Laut bagi masyarakat Pulau Damer bukan sekadar wilayah geografis, melainkan sumber mata pencaharian harian; mulai dari menangkap ikan hingga mencari hasil laut lainnya. Penetapan kawasan konservasi tanpa skema yang jelas dinilai akan menghambat aktivitas sosial dan ekonomi, serta menempatkan masyarakat dalam posisi terancam kehilangan penghidupan.
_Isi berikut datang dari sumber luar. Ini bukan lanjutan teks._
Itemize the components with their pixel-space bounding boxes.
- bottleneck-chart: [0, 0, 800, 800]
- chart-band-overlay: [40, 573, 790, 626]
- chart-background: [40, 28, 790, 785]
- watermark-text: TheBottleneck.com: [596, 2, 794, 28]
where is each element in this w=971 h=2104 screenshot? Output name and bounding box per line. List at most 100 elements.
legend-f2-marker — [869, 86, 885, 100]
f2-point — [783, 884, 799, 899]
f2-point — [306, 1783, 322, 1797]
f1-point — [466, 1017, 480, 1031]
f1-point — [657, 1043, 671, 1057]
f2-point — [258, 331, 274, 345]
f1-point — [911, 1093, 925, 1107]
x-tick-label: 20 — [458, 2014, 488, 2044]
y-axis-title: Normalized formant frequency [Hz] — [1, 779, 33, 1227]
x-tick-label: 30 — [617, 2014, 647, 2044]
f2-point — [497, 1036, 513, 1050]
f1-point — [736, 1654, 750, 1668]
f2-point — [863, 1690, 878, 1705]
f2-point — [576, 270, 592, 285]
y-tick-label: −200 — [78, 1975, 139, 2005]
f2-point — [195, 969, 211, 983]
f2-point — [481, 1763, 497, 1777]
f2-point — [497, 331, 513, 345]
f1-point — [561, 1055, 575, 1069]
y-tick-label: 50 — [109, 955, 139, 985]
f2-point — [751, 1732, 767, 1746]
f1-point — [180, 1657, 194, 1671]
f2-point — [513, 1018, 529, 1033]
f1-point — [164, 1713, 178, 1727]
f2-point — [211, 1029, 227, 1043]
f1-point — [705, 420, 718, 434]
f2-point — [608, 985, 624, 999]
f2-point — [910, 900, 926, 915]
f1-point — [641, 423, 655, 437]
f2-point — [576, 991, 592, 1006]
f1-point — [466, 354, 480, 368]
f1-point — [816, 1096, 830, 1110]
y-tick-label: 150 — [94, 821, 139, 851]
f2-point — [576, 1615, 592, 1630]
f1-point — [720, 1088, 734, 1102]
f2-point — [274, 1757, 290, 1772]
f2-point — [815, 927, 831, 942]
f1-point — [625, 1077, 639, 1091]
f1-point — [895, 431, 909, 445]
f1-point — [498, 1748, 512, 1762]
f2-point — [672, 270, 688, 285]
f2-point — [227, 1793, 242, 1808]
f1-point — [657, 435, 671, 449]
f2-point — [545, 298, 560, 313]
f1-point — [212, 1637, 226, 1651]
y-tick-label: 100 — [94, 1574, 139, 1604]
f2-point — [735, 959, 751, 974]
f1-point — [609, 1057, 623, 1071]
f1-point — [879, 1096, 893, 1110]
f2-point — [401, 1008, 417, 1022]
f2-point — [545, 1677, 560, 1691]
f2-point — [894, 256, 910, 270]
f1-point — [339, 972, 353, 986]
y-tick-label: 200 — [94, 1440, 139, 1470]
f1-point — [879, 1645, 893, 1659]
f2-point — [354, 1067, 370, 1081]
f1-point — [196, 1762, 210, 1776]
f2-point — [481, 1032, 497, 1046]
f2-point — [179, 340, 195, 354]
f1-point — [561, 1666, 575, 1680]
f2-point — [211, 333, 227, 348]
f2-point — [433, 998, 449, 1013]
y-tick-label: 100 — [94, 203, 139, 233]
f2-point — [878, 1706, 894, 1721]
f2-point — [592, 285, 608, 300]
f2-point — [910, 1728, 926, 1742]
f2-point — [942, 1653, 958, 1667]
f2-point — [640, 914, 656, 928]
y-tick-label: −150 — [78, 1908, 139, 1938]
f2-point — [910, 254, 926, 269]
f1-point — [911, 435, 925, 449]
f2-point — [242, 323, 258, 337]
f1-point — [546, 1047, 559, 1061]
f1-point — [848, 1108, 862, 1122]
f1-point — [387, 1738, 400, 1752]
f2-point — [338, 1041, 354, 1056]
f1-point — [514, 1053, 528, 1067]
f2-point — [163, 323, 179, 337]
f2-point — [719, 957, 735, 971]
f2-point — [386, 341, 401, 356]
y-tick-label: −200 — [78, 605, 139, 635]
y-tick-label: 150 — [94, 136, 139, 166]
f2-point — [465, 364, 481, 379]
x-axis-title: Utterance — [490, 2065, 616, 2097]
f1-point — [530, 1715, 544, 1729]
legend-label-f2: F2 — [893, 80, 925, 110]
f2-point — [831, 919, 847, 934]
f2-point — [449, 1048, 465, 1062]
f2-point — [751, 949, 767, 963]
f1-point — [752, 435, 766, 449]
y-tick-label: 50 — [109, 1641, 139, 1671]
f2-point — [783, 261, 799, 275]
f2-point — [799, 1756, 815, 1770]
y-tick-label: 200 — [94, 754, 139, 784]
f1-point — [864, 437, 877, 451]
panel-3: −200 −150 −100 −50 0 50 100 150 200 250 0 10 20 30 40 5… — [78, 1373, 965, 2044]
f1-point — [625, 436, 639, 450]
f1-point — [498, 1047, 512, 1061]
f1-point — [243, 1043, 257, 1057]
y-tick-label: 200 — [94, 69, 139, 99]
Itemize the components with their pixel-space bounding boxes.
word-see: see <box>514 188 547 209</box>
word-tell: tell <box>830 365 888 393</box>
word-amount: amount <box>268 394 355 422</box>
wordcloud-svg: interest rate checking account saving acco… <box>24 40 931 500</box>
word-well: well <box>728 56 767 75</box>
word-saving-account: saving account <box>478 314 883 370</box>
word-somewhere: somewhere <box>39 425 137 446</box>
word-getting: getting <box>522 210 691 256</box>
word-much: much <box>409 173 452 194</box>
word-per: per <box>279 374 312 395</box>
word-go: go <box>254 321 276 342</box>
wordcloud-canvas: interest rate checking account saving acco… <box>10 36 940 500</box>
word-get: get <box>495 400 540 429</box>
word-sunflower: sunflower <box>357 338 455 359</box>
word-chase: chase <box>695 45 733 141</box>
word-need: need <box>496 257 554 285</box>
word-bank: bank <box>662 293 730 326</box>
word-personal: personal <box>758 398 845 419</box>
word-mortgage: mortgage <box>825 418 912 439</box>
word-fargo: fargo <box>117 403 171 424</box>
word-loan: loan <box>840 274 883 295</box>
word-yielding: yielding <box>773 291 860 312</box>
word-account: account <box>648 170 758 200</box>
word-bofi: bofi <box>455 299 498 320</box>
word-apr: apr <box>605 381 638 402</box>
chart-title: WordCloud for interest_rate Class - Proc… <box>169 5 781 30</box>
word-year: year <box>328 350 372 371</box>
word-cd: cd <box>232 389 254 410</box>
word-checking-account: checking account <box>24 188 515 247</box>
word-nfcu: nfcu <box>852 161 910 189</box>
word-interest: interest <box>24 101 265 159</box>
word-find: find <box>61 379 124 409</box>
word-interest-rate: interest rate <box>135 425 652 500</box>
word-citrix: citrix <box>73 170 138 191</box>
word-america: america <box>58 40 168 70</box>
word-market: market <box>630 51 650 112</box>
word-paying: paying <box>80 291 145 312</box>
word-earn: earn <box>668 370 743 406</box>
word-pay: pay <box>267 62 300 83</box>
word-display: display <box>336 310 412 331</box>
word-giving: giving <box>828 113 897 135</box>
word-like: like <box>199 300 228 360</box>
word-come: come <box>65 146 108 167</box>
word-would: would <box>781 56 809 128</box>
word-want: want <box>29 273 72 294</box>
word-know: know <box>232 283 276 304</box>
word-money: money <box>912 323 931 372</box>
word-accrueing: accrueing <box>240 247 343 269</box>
“Jika akses ke laut dibatasi, maka yang terancam bukan hanya ekonomi, tetapi keberlangsungan hidup masyarakat secara keseluruhan,” ujar Aldi.
Ketiga, Ancaman terhadap Budaya Adat yang Menyatu dengan Alam
Poin ketiga yang disampaikan Aldi adalah ancaman terhadap budaya adat yang menyatu dengan alam. Masyarakat Pulau Damer memiliki relasi kultural yang kuat dengan laut. Aktivitas budaya seperti bameti, yang dilakukan secara kolektif dan sarat nilai adat, merupakan bagian dari identitas masyarakat.
Penetapan kawasan konservasi yang ketat dikhawatirkan akan membatasi bahkan menghilangkan praktik budaya tersebut. Jika itu terjadi, masyarakat bukan hanya kehilangan ruang hidup, tetapi juga jati diri sebagai komunitas adat.
“Budaya kami lahir dari alam. Ketika alam dibatasi tanpa melibatkan kami, maka identitas kami ikut terancam,” kata Aldi.
Penolakan Masyarakat Pulau Damer
Atas tiga poin tersebut, P3MD Ambon menegaskan penolakan masyarakat Pulau Damer terhadap penetapan kawasan konservasi yang dinilai sepihak. Mereka mendesak agar kebijakan tersebut dikaji ulang dengan melibatkan masyarakat adat sebagai subjek utama, bukan sekadar objek kebijakan, dalam upaya menjaga kelestarian laut dan keberlangsungan hidup masyarakat pesisir.